The idea of integrating mental health care into primary health care is an idea that has been growing for decades since University of Washington psychiatrist Jürgen Unützer created a “collaborative care” model that calls for integration of mental health care into front-line primary care practice.

Most recently, Rady Children’s Hospital began using such a model in some of its primary care clinics with significant positive results. Having front-line doctors screen young patients for signs of depression, researchers found, correlated with a 44 percent reduction in symptoms of anxiety and a 66 percent reduction in depression symptoms. And an internal analysis of patient referral patterns also found that those who were screened in doctors offices showed up less frequently in the San Diego children’s hospital’s specialized psychiatric emergency department.

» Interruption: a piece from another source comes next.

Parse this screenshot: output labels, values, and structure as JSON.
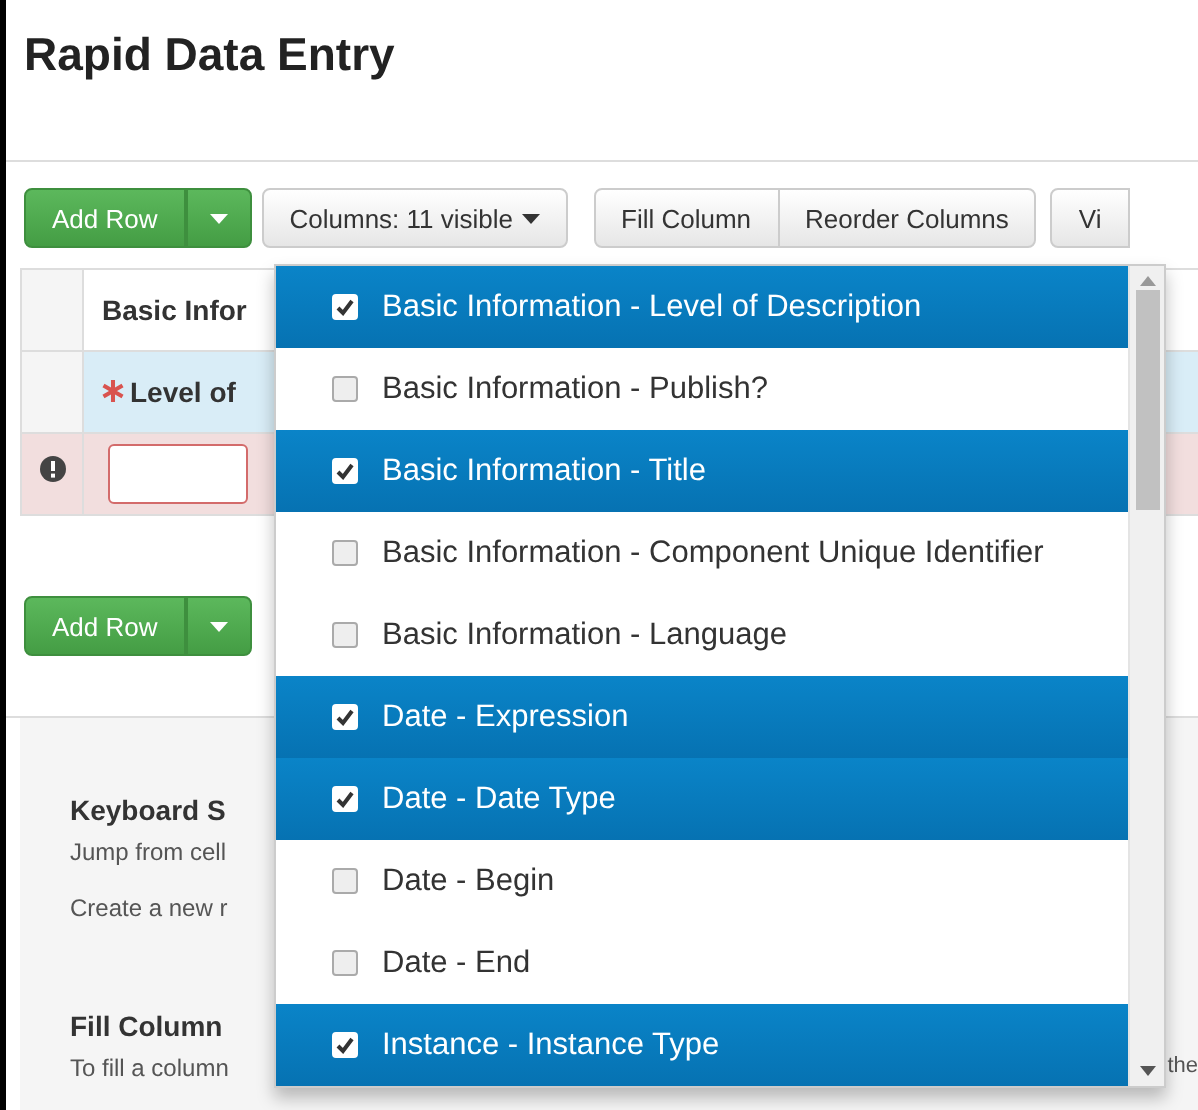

Domonique Hensler, senior director of systemwide care at Rady, said in an interview in early April that the ongoing challenge with expanding integrated psychiatric care in pediatric doctor’s offices has not been training family medicine physicians to conduct screenings for signs of depression nor getting social workers to do immediate consultations, but rather getting health insurance companies to reimburse the work.

“Some are starting to remove their prior authorization requirements or already have, and that’s a game changer, but others still have a foot in both worlds,” Hensler said. “Some of the health plans sub delegate out to a third-party vendor, doing mental health care carve-outs with another agency.”

Medi-Cal, health insurance of last resort for California’s neediest residents, also has several programs that can support integration of mental health care within doctor’s offices, though existing programs don’t quite fit the system that has been created in its pediatric clinics, Rady analysts said.

Luke Bergmann, director of behavioral health for San Diego County, said in a recent interview that federally qualified health centers such as Family Health Centers have enhanced ability to get such services covered under Medi-Cal, a fact that Gordon confirmed.

What will it take to get this mode of care fully situated throughout American health care?

Talking to experts in different parts of the country, she said, is part of the process. Cohen said that understanding how medical providers are successfully integrating mental health into routine office visits can help change the system.

“Then I can go to my partners at Medi-Cal or at Medicare and say, ‘look, this is the best evidence,'” Cohen said.